AGROCONSCIENTE - Agroexportador brasileiro, o “incômodo” de Trump

Publicado em 22/07/2026

Divulgação
Brasil é o agroexportador campeão do mundo

Quem diria que um país com apenas cerca de 8% do PIB dos Estados Unidos, o nosso Brasil, se transformaria em apenas 50 anos, hoje, no segundo maior agroexportador do mundo e com grandes chances de obtermos a taça do mundo, campeões agroexportadores neste ano de 2026.

E para um presidente dos Estados Unidos como Trump, apaixonado por ser o exemplo da supremacia em tudo, com certeza este fato o deve estar incomodando profundamente, o que daria para explicar muito melhor a perseguição ao Brasil com os tarifaços, do que qualquer outra explicação, afinal continuamos comprando mais do que vendemos aos Estados Unidos e, fundamentalmente, tudo o que vendemos gera extraordinária agregação de valor no sistema empresarial norte-americano, não apenas nos itens como café, mas em todos os demais dos setores de componentes da indústria, das máquinas, da construção, etc. O Brasil fornece matérias primas, componentes que geram extraordinária agregação de valor lá, inclusive com impactos positivos nos custos e preços aos consumidores USA, além de competitividade nas suas exportações para enfrentar cada vez mais desafiantes europeus e asiáticos. 

Num ótimo artigo do jornal “Valor” (22/7 – Hegemonia agrícola dos EUA em xeque) há o registro da informação do USDA, departamento de agricultura dos Estados Unidos que apenas US$ 2 bilhões separam agora o total das agroexportações norte-americanas das brasileiras. E ao olhar as tendências, o Brasil segue crescendo e os Estados Unidos em queda.

Portanto, podemos acrescentar ser o Brasil um fato inusitado no mundo, o de um país em desenvolvimento, na faixa tropical do planeta, fora das tradicionais agriculturas de clima temperado que trouxeram o mundo até agora, chegando com a perspectiva em 2026 de virar o campeão mundial agroexportador.
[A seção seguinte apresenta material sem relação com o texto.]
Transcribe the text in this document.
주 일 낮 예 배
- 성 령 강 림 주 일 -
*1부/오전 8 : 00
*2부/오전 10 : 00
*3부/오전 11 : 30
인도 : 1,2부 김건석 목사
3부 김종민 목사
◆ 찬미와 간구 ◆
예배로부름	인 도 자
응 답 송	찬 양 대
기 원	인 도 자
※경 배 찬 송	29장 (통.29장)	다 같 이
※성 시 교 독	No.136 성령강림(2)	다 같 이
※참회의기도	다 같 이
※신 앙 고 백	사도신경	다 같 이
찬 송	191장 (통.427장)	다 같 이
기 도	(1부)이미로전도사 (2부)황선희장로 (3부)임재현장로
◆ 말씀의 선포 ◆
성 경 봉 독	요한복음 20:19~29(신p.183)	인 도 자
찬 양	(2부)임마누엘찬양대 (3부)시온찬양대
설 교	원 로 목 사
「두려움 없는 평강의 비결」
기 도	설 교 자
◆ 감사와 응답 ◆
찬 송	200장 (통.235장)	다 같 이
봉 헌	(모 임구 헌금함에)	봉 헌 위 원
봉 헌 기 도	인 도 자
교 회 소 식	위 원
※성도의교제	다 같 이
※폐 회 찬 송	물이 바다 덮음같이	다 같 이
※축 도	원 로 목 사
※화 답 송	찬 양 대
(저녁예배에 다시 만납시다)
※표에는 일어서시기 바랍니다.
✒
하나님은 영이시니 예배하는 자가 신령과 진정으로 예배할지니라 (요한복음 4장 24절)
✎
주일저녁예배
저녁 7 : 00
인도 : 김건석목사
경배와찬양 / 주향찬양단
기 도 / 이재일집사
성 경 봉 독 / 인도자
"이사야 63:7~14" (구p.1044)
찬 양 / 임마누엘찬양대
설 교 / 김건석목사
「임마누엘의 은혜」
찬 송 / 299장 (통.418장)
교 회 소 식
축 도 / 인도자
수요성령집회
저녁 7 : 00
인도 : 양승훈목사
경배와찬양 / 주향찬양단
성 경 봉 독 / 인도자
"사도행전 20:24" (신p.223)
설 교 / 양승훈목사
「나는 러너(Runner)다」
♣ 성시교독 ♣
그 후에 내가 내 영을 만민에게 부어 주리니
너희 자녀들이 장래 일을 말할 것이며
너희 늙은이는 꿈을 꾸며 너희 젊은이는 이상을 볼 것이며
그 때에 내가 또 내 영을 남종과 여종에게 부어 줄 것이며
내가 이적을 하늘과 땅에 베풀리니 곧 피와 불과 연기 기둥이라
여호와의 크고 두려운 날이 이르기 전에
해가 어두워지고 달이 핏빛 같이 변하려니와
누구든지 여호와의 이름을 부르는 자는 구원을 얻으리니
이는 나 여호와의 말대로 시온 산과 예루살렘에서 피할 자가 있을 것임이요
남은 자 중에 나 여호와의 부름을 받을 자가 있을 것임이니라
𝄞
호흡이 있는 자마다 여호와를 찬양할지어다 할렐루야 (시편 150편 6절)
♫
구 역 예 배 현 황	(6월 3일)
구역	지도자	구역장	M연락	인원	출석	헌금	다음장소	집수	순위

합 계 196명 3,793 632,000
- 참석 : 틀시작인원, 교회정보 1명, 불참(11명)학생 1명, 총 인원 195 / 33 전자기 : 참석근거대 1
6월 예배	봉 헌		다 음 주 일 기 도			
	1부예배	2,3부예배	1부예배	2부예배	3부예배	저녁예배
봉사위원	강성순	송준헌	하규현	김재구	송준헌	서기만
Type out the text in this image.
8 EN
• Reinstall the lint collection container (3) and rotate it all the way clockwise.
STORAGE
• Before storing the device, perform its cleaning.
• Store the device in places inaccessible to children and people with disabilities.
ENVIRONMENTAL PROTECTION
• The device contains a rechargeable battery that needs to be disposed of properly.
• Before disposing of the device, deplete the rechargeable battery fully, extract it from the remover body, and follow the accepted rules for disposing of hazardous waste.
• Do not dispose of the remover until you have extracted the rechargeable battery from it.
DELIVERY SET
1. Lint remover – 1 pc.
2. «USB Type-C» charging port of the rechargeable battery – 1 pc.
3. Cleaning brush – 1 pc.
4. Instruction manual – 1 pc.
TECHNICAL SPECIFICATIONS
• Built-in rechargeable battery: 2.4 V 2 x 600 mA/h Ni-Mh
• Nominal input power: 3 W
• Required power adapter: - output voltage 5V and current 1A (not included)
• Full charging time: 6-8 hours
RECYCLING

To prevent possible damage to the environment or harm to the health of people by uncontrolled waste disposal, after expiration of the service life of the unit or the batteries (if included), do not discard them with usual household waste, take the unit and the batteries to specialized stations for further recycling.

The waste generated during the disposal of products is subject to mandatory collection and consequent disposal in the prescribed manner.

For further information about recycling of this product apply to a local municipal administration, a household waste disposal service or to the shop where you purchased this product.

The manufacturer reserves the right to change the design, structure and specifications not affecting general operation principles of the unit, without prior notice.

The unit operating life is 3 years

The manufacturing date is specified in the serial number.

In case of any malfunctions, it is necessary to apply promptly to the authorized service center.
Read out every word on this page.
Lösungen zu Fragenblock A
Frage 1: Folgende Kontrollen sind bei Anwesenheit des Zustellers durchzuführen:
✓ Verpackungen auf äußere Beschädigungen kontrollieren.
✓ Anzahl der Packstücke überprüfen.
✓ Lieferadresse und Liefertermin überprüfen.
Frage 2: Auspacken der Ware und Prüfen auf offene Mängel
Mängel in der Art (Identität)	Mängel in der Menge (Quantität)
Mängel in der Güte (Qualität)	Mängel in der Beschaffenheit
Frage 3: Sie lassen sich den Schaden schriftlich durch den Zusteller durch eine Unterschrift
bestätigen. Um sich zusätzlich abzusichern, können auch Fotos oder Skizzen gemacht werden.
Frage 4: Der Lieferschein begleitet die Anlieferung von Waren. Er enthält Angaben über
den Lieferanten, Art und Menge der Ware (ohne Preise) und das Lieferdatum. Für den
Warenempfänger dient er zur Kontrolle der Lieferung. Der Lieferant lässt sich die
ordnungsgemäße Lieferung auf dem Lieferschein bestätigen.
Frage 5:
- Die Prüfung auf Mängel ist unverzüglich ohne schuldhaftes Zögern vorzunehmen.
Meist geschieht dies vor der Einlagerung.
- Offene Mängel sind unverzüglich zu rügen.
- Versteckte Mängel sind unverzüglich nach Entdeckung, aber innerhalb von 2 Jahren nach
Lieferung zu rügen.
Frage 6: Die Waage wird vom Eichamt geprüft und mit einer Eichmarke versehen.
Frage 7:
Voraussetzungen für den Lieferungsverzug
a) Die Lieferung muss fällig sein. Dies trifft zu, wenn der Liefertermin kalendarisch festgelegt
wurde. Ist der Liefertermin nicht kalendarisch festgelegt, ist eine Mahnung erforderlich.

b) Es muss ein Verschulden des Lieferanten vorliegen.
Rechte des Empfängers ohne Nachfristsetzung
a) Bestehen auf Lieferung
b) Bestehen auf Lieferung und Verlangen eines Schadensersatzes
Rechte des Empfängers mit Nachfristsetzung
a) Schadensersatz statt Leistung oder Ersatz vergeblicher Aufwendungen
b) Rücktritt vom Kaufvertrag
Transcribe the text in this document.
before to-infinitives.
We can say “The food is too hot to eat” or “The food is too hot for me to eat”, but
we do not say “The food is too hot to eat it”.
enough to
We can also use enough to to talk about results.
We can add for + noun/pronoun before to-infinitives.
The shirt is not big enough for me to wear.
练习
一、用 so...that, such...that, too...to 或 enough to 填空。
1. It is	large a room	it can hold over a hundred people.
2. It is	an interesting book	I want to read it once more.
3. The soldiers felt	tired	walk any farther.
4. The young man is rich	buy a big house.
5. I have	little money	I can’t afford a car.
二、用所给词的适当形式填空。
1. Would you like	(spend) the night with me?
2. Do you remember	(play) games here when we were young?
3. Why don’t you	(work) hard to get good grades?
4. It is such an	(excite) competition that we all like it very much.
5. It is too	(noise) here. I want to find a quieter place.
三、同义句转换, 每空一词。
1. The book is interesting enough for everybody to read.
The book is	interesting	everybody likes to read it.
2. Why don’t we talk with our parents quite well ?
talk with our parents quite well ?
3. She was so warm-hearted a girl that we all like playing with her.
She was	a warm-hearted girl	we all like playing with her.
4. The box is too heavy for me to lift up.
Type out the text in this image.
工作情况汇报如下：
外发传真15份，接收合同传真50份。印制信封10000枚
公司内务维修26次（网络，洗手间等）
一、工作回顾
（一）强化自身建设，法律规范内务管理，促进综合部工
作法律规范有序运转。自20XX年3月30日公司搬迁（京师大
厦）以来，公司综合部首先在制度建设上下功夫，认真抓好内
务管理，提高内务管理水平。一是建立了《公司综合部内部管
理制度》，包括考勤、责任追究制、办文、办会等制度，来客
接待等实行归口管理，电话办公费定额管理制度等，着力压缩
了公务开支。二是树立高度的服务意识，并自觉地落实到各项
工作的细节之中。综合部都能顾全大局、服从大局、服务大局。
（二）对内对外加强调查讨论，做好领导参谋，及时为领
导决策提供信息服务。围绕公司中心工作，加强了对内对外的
Não fomos nada bem no campo do futebol, mas parece que no agro com todos os nossos problemas revelamos um espetacular poder de resiliência e de superação.

Importante também acrescentar a este espetacular “incômodo” o fato de que o Brasil passou a significar segurança alimentar e energética para o mundo sendo hoje o maior fornecedor de alimentos do maior concorrente estratégico norte-americano, a China e, olha só, somos também o maior fornecedor de alimentos do inimigo Irã com quem Trump hoje está formalmente envolvido numa guerra militar.

Temos severos e gigantescos desafios de ordem interna o que nos obriga a “termos juízo” expressão que sempre utilizo e que ouvi da senadora Tereza Cristina quando ministra cuidando de aberturas de mercados no mundo. Planejamento estratégico de cadeia produtiva, do A do abacate ao Z do zebu, com ações do antes das porteiras, fertilizantes, irrigação, insumos, genética, mecanização, sinais de satélite e competência digital e IA. Ações no pós-porteira das fazendas com armazenagem, logística, biocombustíveis na mobilidade total do agro, agroindustrialização, marcas e marketing no mundo, com terroirs brasileiros ao lado da natureza brasileira mostrados no planeta inteiro.

E dentro da porteira seguro rural, proteção aos agricultores, cooperativismo e fortalecimento do melhor consciente dos sindicatos rurais, e das entidades representativas de produtoras e produtores num diálogo inteligente com o que os antecede de quem compram e com aqueles para quem vendem.

A mulher na liderança do agro mundial é outro fator exponencial e veremos o início deste grandioso tema no WAWL (World Agribusiness Women Leadership) no Gaffff, em São Paulo, dia 2/10. Precisamos de diálogo muito mais do que ímpetos e explosões tarifaceiros e polarizações ideológicas que já foram encerradas há muitos anos na história da humanidade moderna.

O incômodo lembra o imperador Commodus, de Roma, com certeza o pior e o mais incompetente e egomaníaco de todos. Mas foco no nosso país e no mundo com a missão da paz como Roberto Rodrigues sempre fala. E os incomodados que se retirem.

Parabéns agro nacional chegando na taça agroexportadora mundial.